Pico Iyer on “The Great Wide Open” | Travel | Smithsonian
Pico Iyer has authored several books, which deal with globalism and travel, Cuba and California, and, most recently, the Dalai Lama. (Derek Shapton)

Pico Iyer on “The Great Wide Open”

Pico Iyer on “The Great Wide Open”

smithsonian.com

In addition to being an essayist for Time magazine for more than 20 years now, Pico Iyer writes ten articles or so a month for other newspapers and magazines all over the world, from The New York Times to The Financial Times and The New York Review of Books to magazines in Hong Kong and Germany. He has also authored several books, which deal with globalism and travel, Cuba and California, and, most recently, the Dalai Lama, subject of his latest book, The Open Road. His travel story “The Great Wide Open,” about a recent trip to Alaska, appears in Smithsonian’s November issue.

For this story, editors here asked you where in the world you would want to go to write a story for us, and you picked Alaska. Why?

Alaska appealed to me because, at some level, it seemed the last place that I'd choose to go. I tend to be a fairly urban creature, I had been in Venice four days before Alaska and, as my friends will attest, I can barely change a light bulb without setting fire to the house or shorting every wire in the neighborhood. So I thought that Alaska would force me into different moods and settings than I'd ever visit otherwise. A traveler is really not someone who crosses ground so much as someone who is always hungry for the next challenge and adventure. For me, going to Alaska was probably more unexpected than flying to Pluto and Jupiter by way of Mars.

What surprised you the most about the state?

Its silence. Of course I expected natural beauty and grandeur and a scale that would put everything in place and make most things seem very small. I'd spent plenty of time in Montana and Wyoming—and Patagonia and the Australian Outback—so I was not unaccustomed to vastness. But I'd seldom spent much time in a place where you fly to your hotel for the night, where the nearest road is 60 miles away and where you wake up, in a rustic cabin without electricity or phone-lines, and step out of the door towards an outhouse to be faced with snowcaps in a light so sharp you feel they're 20 yards (not 20 miles) away.

What was your favorite moment during your reporting?

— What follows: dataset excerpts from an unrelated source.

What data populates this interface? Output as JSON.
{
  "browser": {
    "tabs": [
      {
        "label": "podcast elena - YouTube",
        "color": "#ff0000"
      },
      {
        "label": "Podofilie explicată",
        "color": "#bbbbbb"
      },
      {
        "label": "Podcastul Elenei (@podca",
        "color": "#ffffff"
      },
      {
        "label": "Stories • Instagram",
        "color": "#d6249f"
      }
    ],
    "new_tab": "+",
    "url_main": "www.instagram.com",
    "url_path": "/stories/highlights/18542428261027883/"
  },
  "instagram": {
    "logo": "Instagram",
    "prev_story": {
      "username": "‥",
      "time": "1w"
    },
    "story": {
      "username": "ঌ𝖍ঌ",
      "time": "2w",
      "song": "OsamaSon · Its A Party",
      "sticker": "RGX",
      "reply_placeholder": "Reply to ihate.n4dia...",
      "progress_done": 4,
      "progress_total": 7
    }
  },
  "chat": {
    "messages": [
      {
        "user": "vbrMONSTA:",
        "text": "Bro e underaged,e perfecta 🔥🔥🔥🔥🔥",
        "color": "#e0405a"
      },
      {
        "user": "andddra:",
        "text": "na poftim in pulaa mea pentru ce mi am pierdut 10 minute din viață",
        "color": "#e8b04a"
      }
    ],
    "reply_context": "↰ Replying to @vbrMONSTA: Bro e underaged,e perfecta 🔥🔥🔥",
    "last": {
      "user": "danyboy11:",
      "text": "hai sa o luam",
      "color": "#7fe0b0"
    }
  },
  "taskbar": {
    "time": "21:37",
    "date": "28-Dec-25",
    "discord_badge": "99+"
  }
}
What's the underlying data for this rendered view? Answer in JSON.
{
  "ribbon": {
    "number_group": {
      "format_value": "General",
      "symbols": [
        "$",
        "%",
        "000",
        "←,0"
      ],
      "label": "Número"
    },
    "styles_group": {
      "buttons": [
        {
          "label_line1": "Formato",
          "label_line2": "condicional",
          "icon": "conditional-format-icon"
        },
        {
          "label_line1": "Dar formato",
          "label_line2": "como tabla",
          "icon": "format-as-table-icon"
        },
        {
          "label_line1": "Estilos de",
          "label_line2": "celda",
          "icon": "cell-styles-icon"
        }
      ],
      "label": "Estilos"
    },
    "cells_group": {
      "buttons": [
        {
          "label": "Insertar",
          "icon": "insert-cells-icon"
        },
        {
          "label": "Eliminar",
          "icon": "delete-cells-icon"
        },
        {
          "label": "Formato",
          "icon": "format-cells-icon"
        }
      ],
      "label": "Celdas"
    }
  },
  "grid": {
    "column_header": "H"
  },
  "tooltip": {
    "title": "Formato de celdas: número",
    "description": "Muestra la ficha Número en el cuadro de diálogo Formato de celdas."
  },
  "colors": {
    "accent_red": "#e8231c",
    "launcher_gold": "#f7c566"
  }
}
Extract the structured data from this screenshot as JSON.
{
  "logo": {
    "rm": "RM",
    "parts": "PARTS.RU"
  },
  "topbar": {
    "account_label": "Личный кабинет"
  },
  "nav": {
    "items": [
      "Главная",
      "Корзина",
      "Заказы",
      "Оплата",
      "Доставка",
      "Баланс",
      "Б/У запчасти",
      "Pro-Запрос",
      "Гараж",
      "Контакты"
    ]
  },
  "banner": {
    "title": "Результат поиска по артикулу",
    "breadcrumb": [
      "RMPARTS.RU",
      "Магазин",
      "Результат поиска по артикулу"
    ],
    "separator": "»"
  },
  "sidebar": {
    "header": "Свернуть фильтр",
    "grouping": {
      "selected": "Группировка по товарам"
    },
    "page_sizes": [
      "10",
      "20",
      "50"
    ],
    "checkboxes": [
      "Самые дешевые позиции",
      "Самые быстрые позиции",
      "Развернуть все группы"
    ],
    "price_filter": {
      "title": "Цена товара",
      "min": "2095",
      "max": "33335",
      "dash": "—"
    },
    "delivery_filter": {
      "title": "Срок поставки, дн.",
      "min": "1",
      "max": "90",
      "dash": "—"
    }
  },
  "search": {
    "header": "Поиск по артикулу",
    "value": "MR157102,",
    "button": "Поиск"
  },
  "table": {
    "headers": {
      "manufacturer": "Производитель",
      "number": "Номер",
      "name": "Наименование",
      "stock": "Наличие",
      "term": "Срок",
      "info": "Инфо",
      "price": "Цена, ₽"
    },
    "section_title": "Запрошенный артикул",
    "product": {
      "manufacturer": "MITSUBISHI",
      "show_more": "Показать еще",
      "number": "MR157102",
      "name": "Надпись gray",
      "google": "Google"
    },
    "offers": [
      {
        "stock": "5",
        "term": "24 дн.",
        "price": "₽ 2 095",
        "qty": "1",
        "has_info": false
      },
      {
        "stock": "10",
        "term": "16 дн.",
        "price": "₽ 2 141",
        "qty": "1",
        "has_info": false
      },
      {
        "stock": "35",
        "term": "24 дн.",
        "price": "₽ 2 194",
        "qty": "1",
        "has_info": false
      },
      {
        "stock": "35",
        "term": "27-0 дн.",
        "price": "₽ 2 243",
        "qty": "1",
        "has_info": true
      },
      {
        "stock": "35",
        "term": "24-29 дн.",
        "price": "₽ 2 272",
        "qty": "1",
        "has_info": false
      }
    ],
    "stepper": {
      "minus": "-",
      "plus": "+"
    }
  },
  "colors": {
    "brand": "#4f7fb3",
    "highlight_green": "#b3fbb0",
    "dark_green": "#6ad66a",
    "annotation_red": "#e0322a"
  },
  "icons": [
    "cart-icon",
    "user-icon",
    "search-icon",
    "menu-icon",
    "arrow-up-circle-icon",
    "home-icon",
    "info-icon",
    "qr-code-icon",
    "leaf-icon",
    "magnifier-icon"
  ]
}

Definitely my nights in Camp Denali, yet another of the wilderness experiences that, in my ordinary life, I'd never think to try. But circumstances put me there, and the very simplicity of the remote location, the clarity and stillness of the air, the community that formed around the dinner table, among people often as far from nature in the rest of their lives as I was, shone and shine in my memory. Just as I had hoped, going to a place so far from my usual treadmill gave me images that glow with a particular uniqueness.

Can you see yourself going back? If so, where in the state would you go? What would be on your list of things to do and see?

I'd definitely go back, and I've been inundating my poor friends, unsolicited, with recommendations. The chance to be within 20 feet of a bear is something I've never really sampled elsewhere, and would travel far to repeat. I'd love to take more flights over the great icy expanse of the state. And most of all, having seen Alaska in midsummer, I'd love to go there in the dark depths of winter and to join those Japanese visitors who come to watch the aurora borealis. Like any traveler, I'm always looking for those experiences that are almost unique to any place, and watching films around Alaska of the skies in winter made me want to taste those unworldly showers of light in person.